What the Research Shows: Grill Veggies over Hot Dogs

Whether or not you grill them, the research is clear that diets high in red meat increase risk of colorectal cancer, and that even small amounts of processed meats, eaten regularly, increase risk for both colorectal and stomach cancers.

Based on this evidence, AICR recommends limiting red meat to 18 ounces of cooked meat per week and saving hot dogs and other processed meats (bacon, sausages, etc.) for special occasions.

Three Grilling Guidelines

While there is no clear evidence showing HCAs and PAHs increase risk for cancer, there are simple precautions you can take. Here are three basic grilling guidelines from the experts:

  1. Shorten Grilling Time: If you are grilling larger cuts, you can reduce the time meat is exposed to the flames by partially cooking it in a microwave, oven or stove first. Immediately place the partially cooked meat on the preheated grill to keep meat safe from bacteria and other food pathogens.
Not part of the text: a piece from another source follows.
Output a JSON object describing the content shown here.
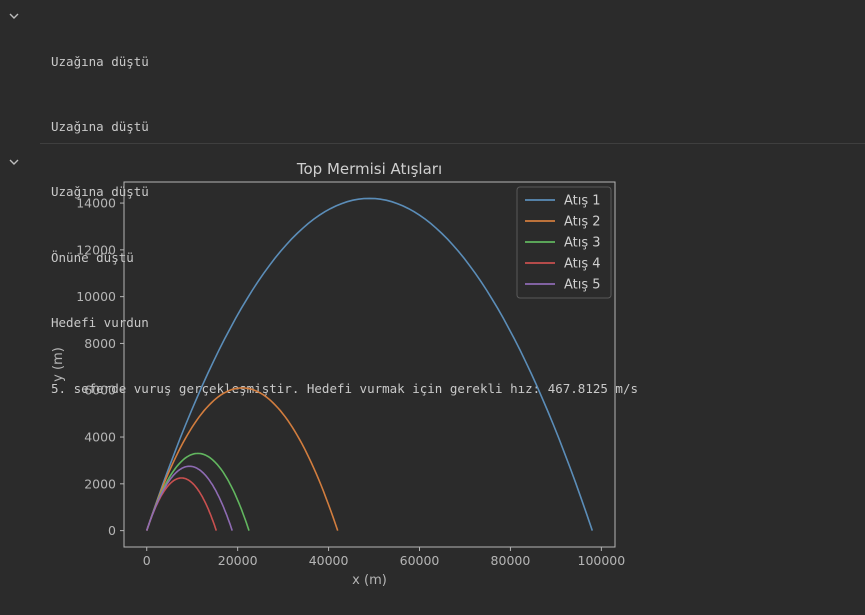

You can also cut meat into smaller portions before grilling.
  2. Trim the Fat: Trimming the fat off meat can reduce flare-ups and charring. Cook meat in the center of the grill and make sure to flip frequently.
  3. Grill Green (Or Orange or Yellow or Multicolor): Grilled vegetables and fruits produce no HCAs or other potentially harmful compounds, and diets high in plant foods are associated with lower cancer risk.